In 2006, Norfolk switched to a directly elected mayor system. Fraim defeated Daniel Montague 78% to 22%.

He was reelected in 2010.

He was again reelected as mayor in 2014, carrying 71% of the vote.

He did not seek reelection in 2016, and was succeeded as Mayor by Kenny Alexander.

==Memberships==
He is a member of the board of directors of the Hampton Roads Partnership, and the Hampton Roads Economic Development Alliance. He has recently been re-elected to a two-year term as Chair of Hampton Roads Mayors and Chairs Caucus, having previously served as chairman from July 1996 through August 1997. He is a past member of the Board of Directors of the Hampton Roads Chamber of Commerce, Norfolk Division, the Kiwanis Club of Ocean View, the Norfolk Sports Club, and the Navy League. He is a member of the Mayors Against Illegal Guns Coalition, a group with a stated goal of "making the public safer by getting illegal guns off the streets." The Coalition is co-chaired by Boston Mayor Thomas Menino and New York City Mayor Michael Bloomberg.
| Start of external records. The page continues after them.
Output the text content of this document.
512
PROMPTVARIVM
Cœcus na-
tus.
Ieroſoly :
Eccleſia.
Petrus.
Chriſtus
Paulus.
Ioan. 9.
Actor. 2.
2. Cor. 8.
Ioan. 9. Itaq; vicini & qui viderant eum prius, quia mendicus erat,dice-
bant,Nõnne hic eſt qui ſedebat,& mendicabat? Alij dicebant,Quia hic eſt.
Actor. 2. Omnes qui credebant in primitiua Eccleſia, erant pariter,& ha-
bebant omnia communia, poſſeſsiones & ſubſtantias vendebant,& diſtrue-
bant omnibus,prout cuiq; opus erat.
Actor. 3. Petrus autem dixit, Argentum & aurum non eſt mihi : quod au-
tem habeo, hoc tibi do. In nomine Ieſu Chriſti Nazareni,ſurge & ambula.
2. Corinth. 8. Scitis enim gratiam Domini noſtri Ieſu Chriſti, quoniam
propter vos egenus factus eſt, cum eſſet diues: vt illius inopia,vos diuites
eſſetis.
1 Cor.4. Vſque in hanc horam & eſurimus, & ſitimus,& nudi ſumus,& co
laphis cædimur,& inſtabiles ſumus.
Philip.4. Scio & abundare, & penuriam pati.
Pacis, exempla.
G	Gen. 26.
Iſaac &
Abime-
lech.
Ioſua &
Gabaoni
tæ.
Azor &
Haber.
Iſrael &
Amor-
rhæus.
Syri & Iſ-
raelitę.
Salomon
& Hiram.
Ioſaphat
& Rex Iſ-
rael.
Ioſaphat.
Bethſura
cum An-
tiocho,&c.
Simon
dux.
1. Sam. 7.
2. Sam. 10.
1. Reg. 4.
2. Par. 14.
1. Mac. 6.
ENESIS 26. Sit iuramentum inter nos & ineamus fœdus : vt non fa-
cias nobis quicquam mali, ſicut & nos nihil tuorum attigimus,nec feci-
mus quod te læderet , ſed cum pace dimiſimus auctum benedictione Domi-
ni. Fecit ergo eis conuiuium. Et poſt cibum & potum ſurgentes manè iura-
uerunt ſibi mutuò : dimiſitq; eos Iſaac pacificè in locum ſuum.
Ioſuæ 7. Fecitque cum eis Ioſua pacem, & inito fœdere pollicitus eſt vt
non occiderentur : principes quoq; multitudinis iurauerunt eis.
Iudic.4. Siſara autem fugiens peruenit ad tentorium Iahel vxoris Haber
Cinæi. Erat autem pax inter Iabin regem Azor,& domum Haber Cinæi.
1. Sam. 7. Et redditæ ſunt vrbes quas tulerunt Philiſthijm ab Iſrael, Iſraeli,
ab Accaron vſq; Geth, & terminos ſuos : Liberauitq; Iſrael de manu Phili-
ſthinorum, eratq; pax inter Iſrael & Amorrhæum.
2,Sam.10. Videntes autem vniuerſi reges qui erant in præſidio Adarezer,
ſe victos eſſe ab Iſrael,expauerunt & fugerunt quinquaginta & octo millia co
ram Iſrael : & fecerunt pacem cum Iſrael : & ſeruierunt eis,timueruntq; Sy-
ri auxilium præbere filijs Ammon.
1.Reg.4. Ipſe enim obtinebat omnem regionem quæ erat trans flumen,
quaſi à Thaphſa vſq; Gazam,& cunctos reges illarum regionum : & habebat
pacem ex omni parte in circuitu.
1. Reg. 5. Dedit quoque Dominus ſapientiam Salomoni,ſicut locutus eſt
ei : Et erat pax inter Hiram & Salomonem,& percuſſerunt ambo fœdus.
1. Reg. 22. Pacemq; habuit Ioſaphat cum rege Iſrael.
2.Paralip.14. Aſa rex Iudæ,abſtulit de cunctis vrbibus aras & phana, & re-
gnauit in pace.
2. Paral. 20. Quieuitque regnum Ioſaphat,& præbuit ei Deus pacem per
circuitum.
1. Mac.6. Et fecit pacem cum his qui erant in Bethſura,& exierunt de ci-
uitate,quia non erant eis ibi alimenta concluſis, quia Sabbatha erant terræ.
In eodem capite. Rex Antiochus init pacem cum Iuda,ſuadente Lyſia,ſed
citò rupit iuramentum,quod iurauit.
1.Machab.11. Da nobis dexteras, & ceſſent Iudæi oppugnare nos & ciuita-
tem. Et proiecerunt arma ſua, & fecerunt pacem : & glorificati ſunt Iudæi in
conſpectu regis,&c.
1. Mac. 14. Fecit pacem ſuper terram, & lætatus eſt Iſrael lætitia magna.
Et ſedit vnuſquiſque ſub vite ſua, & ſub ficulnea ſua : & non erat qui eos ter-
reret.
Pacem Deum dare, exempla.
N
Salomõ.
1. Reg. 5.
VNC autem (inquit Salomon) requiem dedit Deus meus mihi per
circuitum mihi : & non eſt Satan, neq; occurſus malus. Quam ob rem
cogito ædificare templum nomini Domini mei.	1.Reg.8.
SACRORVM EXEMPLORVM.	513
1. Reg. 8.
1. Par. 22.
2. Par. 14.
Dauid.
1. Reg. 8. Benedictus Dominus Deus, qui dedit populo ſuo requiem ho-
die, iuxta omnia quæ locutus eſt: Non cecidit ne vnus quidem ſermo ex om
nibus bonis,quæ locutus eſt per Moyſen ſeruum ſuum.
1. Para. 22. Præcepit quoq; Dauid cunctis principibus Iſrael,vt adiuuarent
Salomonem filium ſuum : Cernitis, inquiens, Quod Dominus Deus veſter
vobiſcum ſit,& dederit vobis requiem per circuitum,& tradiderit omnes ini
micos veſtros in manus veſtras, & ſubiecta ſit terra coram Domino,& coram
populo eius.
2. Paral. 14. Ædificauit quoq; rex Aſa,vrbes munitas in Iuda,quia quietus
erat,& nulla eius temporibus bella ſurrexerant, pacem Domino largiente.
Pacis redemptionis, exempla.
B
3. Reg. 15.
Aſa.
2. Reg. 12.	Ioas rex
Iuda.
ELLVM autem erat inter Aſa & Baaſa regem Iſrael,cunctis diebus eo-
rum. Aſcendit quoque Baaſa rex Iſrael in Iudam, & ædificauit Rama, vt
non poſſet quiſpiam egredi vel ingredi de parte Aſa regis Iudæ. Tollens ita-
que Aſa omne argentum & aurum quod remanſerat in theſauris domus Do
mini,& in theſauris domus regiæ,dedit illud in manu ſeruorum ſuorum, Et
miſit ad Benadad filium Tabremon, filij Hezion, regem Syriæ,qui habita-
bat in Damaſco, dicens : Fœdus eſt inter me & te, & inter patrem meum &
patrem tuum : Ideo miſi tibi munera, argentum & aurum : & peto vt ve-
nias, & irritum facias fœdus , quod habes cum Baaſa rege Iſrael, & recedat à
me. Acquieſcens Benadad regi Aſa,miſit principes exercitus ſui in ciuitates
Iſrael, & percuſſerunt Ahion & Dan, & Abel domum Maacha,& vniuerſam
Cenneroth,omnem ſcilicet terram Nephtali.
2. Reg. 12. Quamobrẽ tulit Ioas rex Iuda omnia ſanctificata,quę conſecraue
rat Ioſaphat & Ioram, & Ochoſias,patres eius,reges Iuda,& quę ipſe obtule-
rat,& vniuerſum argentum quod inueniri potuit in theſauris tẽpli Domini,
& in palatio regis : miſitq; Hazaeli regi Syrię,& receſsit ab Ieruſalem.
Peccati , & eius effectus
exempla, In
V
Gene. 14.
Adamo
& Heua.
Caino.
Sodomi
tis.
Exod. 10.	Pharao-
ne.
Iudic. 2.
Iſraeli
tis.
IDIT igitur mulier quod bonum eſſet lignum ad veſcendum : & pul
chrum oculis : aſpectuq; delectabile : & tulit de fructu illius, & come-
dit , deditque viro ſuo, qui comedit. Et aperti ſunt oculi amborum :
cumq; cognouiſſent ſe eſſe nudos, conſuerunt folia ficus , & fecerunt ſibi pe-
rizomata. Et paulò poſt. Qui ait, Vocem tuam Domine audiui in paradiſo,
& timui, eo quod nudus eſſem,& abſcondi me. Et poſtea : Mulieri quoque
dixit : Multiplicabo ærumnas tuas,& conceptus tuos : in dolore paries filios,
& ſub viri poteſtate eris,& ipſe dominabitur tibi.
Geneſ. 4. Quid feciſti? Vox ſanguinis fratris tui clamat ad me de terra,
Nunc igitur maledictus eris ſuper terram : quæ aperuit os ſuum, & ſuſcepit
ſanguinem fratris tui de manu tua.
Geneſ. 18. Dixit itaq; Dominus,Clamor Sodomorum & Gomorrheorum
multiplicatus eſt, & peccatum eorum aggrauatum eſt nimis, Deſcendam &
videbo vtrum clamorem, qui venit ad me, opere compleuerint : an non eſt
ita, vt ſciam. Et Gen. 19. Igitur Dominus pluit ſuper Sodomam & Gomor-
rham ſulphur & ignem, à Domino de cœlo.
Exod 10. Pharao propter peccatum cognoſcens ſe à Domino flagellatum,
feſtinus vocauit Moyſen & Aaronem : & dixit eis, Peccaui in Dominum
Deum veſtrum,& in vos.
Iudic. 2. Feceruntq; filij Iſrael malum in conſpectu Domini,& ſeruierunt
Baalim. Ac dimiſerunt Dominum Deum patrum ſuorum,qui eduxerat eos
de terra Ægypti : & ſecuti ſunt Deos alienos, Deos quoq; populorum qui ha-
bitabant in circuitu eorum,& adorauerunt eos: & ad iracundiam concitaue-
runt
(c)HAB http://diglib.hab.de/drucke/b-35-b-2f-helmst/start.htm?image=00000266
He has been a member of the Hampton Roads Planning District Commission since 1990 and is currently serving as Vice Chairman. He has also been a commissioner of the Hampton Roads Sports Authority. He is a member of the board of directors of the Greater Norfolk Corporation. He is former Chairman of the Norfolk Highway Safety Commission. He is presently chair of the USS Wisconsin Foundation and is a member of the Virginia Maritime Heritage Foundation.

Fraim is a member of the Virginia State Bar and the Norfolk-Portsmouth Bar Association. He is a member of and has served on the Executive Committee of the Virginia Bar Association, and he is also a fellow of the Virginia Law Foundation.